6. Arthritis at the base of the thumb
The basic joint of the thumb (wrists) is the one that allows the thumb to come opposite (contrast movement) from the other fingers and to cooperate with them in order to perform all the complex movements of the hand.
This joint, due to its very high mobility and usability, leads to rapid wear. The two surfaces of this joint, the bone of the 1st metacarpal and the major polygon, lose their smooth texture, become thinner and the two surfaces rub against each other, resulting in the patient complaining of pain and difficulty in his daily life.
Arthritis of the thumb is the second most common arthritis of the hand. Women are more affected than men and the most common age of onset is after forty-five.
Heredity is to blame as it is in osteoarthritis. Injuries to the area such as severe sprains and fractures can cause the disease to appear. It usually occurs in manual workers and in patients with recurrent injuries of the area due to their work (frequent use of tools, eg scissors).
The main symptom is severe pain at the base of the thumb. In the early stages there is a local tenderness at the base of the thumb that worsens when grasping an object. There is swelling in the area and inability to hold objects.
Climate change exacerbates the discomfort.
A typical complaint of patients is that they are weak or in pain when they unlock a door, when they open a jar, when they squeeze clothes, sew or also complain that objects fall from their hand.
At an advanced stage, a characteristic symptom is nocturnal pain.
In severe cases, the deformity of the area is clearly visible, with the thumb being in a subluxation with a characteristic "Z" type deformity.
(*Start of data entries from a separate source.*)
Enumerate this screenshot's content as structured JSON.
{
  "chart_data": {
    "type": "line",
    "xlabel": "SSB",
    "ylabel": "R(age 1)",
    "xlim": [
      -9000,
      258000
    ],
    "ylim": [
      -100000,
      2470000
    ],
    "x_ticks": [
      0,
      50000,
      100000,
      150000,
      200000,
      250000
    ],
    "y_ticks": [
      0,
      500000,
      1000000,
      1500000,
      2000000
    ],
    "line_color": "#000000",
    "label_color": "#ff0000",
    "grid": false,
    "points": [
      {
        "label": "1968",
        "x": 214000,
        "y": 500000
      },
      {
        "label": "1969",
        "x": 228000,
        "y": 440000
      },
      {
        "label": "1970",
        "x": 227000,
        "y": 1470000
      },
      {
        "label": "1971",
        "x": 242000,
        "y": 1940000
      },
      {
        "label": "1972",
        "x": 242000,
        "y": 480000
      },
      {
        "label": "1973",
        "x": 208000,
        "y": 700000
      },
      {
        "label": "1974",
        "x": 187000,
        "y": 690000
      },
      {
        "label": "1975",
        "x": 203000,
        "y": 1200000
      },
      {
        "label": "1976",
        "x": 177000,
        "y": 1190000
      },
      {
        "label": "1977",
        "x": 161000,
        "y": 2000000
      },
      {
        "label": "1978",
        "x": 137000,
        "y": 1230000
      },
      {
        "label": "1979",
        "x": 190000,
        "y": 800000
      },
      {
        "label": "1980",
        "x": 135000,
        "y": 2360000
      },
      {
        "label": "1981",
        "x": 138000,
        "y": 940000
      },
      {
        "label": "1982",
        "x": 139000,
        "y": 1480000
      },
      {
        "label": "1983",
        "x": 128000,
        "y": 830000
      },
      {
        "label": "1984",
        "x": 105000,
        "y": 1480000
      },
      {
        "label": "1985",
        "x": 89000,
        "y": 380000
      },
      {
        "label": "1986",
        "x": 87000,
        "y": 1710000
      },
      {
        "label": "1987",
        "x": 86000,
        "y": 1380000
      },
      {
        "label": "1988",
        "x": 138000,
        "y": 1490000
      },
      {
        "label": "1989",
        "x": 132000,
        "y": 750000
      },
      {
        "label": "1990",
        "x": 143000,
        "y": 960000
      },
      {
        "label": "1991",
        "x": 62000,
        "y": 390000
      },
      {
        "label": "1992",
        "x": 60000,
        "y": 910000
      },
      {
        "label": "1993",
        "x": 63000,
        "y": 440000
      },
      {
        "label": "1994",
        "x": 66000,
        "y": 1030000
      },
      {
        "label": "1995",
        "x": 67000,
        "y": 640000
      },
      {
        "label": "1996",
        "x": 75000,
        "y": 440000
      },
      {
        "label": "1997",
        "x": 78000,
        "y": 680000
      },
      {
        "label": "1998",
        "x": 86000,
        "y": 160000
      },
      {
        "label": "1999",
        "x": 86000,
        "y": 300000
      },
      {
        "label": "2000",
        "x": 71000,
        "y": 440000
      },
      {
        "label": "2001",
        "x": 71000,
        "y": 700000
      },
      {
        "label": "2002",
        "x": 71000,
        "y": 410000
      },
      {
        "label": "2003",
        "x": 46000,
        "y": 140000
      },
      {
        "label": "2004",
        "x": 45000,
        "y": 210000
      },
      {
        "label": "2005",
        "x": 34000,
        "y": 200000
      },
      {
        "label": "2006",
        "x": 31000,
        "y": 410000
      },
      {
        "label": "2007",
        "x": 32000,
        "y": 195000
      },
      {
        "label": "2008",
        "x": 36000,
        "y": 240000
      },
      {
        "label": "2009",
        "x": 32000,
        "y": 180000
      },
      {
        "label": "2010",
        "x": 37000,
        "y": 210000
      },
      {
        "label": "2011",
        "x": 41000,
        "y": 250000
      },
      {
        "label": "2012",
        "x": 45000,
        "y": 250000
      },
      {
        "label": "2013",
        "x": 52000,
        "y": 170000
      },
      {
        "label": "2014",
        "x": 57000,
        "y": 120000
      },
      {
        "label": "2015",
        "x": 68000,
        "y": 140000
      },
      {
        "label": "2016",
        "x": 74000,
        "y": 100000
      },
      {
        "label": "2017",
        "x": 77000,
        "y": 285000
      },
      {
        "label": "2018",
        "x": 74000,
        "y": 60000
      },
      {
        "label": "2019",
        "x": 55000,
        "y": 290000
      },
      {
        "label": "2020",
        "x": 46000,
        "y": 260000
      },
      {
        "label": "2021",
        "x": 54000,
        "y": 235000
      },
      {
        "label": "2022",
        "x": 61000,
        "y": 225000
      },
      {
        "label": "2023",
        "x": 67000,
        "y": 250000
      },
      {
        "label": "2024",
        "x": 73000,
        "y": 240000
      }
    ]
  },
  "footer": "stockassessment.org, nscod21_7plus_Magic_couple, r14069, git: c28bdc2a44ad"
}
At an advanced stage, dynamic x-rays.
Intra-articular infusions of cortisone, which offer excellent results but do not inhibit the progression of the disease.
Local injection of autologous PRP (Platelet Rich Plasma) growth factors.
In the advanced stages of the disease with destruction of the articular cartilage, the treatment is surgical. It is desirable to perform the surgery before the appearance of permanent deformities.
Types of operations:
Simple removal of the major polygon or combined with stabilization of the 1st metacarpal with a tendon section (long abductor of the thumb) in the area.
Insertion of synthetic material (Spacer).